Tallying Compassion
How much is a church's good work worth?
Agnieszka Tennant | posted 2/01/2003 12:00AM
If the average North American congregation were to bill its community for the social services it provides, the tab would run about $184,000 per year. We've known that congregations help the needy. Now—thanks to a groundbreaking social-science study—we know just how much they do.
The source of this and other surprising findings is a study spearheaded by Ram A. Cnaan, published in his book The Invisible Caring Hand: American Congregations and the Provision of Welfare (New York University Press, 2002). Cnaan is an Israeli-born secular Jew who is professor of social work and founding director of the Program for the Study of Organized Religion and Social Work at the University of Pennsylvania. He talked with ct associate editor Agnieszka Tennant.

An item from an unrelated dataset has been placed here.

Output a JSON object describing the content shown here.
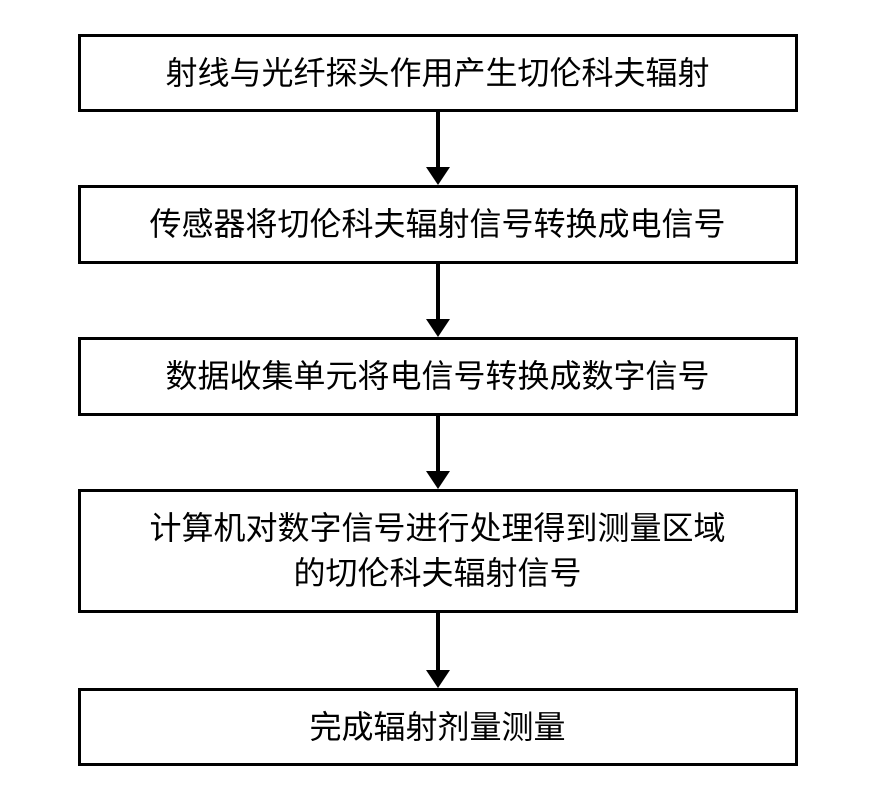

Did your study of congregations confirm the widely accepted notion that liberal churches provide more social services than do conservative churches?

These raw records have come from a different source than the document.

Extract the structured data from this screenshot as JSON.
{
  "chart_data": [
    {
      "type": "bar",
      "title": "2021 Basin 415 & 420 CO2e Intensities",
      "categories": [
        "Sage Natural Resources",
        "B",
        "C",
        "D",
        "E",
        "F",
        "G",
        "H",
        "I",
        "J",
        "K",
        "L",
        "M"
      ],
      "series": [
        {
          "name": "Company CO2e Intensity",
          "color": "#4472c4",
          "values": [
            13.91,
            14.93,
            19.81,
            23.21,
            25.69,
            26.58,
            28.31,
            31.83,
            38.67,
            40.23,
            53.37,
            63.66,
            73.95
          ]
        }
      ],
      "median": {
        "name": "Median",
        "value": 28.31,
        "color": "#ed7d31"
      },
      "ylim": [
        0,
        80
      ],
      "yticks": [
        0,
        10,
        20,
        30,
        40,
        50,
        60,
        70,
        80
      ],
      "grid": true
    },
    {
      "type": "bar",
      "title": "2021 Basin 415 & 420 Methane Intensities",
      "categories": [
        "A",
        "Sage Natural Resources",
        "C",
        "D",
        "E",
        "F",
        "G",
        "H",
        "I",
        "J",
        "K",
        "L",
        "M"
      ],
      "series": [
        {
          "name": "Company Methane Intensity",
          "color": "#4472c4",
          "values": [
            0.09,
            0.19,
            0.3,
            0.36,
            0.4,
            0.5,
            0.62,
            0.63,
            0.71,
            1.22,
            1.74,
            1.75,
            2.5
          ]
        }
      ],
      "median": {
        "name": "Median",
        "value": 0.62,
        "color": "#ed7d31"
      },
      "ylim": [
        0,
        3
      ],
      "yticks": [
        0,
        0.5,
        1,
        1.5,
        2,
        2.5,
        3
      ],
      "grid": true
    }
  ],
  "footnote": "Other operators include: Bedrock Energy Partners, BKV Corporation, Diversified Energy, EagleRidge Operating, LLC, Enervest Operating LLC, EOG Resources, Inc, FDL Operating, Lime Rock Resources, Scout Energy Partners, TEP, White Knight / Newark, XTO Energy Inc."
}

No. When it comes to caring for the needy, groups with different core theologies—mainline or conservative—basically deal the same with people. They spend an equal amount of resources to serve the needy.
Were you surprised by that?
At first I was. And then I found that I'm not the only one. Christian Smith at Duke University also found similar things—that volunteers and volunteerism among mainline liberals and evangelical groups are the same. So I'm not totally off. When you get a finding that doesn't agree with the common convention, you assume that you are wrong. But I was delighted to find out that there are other people who find similar things.

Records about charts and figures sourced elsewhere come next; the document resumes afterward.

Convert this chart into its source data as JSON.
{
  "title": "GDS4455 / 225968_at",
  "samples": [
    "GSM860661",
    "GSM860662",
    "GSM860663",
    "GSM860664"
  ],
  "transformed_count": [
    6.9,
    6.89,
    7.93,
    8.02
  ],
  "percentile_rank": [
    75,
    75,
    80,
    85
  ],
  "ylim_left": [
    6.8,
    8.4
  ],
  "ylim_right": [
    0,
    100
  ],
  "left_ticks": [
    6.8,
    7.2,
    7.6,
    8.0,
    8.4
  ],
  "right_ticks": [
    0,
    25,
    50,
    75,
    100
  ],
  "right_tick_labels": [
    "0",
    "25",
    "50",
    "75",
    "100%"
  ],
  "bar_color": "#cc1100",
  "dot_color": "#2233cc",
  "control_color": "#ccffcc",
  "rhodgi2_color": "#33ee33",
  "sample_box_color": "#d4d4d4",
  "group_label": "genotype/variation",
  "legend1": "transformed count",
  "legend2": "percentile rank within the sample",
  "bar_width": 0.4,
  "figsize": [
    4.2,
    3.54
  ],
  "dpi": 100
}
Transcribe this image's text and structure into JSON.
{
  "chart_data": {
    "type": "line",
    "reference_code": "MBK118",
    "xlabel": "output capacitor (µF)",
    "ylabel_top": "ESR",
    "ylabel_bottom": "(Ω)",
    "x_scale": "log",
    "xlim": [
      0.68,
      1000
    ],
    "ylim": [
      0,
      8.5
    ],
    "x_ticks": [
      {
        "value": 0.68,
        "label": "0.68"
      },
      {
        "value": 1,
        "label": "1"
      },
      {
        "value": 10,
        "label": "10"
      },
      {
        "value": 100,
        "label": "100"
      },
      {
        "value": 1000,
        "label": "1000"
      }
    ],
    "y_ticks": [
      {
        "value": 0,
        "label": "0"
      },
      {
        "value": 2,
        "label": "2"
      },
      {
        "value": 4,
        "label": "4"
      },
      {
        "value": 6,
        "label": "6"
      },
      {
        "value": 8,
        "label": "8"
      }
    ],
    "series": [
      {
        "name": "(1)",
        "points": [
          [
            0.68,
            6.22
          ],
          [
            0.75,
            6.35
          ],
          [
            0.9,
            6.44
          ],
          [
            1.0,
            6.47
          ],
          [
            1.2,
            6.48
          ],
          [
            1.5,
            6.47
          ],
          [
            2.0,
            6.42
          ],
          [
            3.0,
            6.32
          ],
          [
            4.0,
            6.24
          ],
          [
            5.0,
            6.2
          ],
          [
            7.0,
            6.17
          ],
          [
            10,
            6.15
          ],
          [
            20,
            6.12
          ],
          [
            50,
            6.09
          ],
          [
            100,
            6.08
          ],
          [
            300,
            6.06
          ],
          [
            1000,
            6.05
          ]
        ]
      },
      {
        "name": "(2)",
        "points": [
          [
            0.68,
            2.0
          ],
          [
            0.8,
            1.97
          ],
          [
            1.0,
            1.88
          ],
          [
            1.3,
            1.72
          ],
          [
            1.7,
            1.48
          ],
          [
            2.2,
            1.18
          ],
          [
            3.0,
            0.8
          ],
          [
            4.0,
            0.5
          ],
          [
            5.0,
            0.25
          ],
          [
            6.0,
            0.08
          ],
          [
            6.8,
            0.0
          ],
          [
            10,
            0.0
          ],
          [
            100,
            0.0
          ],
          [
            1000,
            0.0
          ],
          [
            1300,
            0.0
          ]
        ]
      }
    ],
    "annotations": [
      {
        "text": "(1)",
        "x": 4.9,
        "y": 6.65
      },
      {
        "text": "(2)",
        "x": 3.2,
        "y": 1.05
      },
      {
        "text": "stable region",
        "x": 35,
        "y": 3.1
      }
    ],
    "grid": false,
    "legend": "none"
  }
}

What other discoveries stand out to you?
The biggest surprise is that it's really a norm for a congregation in America to provide social services. It took me awhile to find out how pervasive this norm is. The respondents said, "Of course, we're a congregation, so we [care for the needy]." No one even questions it. Sometimes they apologized to me. "You know, we're just a young congregation. We just started. We don't do much. We should have done more." Half the time they would ask me, "Can you tell me how we can do more of what we are doing?" And I would look at them and I would think, "You are asking me?" Nobody told me, "No, we cannot do it" or "It's not our job."
It's a major power for our society. We don't know exactly how many congregations there are nationwide, but even if you take a conservative number of 300,000, then there are 300,000 groups that assume that it's their responsibility to help people.
Not many congregations think of themselves as significant suppliers of social welfare. Why is that?
In talking with them, I found that things that they thought are not social programs really are social programs.
In the congregations' minds, social services were some big projects at least in collaboration with the government. For us, a social program or social service is something that they do in a consistent manner to help the needy. Sometimes they're offended if you call something a social program. Say I see a soup kitchen, and ask them, "So you have a food distribution program?" But they say, "No, that's not a program, that's only the men's group activity."
So the language is very important. When we meet with them, we give them a list of activities, asking if they're involved in them. After they see the list of activities that qualify as social services, they say, "Oh, that's what you mean. Yes, then we do have social programs."